Je vais te buter, pensé-je. Qu'importe comment je m'y prendrai. Aucun de nous ne se relèvera.

Car il est clair que si nous nous affrontons, nous sommes voués à des dommages irréversibles, une mort certaine. Un vrai psychodrame, une fin apocalyptique.

Le vent grésille entre nous. La chaleur vient de grimper, la tension avec elle alors que les troupes se resserrent autour de nous. Des interférences dans les Talkie-walkies des gardes sifflent derrière moi.

Son champ magnétique s'intensifie.
Il se prépare à attaquer.

J'envoie une onde de sérénité juste pour voir comment il encaisse et surtout lui calmer le nœud qui lui sert de cervelle. Il tressaille à peine, mais son regard change. Ses pupilles se dilatent, et d'un coup, la température grimpe encore. L'atmosphère s'alourdit, mon souffle se bloque quelques secondes et je dois serrer les dents. Il a riposté sans bouger.
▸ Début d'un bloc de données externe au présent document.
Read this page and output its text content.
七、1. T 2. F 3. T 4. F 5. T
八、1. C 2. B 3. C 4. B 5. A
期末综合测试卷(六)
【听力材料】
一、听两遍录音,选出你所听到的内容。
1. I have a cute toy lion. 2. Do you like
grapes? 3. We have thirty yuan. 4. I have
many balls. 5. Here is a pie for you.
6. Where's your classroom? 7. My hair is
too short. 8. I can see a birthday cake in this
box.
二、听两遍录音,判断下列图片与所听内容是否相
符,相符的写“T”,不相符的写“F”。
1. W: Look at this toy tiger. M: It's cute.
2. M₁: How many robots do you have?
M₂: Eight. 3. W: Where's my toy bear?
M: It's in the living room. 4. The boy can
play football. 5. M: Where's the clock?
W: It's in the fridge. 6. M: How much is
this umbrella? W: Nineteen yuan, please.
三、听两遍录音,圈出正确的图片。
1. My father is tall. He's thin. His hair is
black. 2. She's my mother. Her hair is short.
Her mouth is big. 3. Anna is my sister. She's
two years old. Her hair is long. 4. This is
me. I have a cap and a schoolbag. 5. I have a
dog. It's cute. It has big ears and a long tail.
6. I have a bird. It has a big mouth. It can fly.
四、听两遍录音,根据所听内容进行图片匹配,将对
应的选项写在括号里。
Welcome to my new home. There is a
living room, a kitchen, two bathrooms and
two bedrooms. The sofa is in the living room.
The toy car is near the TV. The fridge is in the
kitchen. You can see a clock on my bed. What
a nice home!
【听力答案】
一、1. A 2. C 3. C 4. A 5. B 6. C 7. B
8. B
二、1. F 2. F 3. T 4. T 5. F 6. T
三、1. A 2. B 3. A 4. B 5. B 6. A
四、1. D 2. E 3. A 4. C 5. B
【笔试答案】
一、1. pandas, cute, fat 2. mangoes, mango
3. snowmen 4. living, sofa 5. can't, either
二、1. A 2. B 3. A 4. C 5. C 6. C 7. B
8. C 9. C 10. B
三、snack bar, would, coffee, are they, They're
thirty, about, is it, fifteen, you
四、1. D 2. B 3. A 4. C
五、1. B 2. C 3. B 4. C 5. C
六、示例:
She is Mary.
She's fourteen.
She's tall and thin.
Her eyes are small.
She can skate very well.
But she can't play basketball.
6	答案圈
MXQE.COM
Intéressant ce calme apparent alors qu'il se questionne si je suis toujours dans sa tête. Il n'aime pas ça du tout.

Personne n'aime perdre le contrôle...

Son sentiment d'intrusion m'échappe comme un sourire.

Nous n'avons libéré qu'un infime pourcentage de notre puissance, à peine une goutte d'eau sur un insecte, juste pour observer sa réaction.

Qu'il continue, la prochaine riposte ne va pas le chatouiller. Je n'ai pas peur de mourir. Rien à foutre. Lui non plus, visiblement.

Tout va bien...

Sugaar intervient et se place entre nous :

— Ce n'est pas la peine de combattre. Une loi sera votée !

Je l'examine. Il a senti que ça tournait au vinaigre ou peut-être vu dans ses visions qu'il allait intervenir à ce moment là. Son don est déroutant.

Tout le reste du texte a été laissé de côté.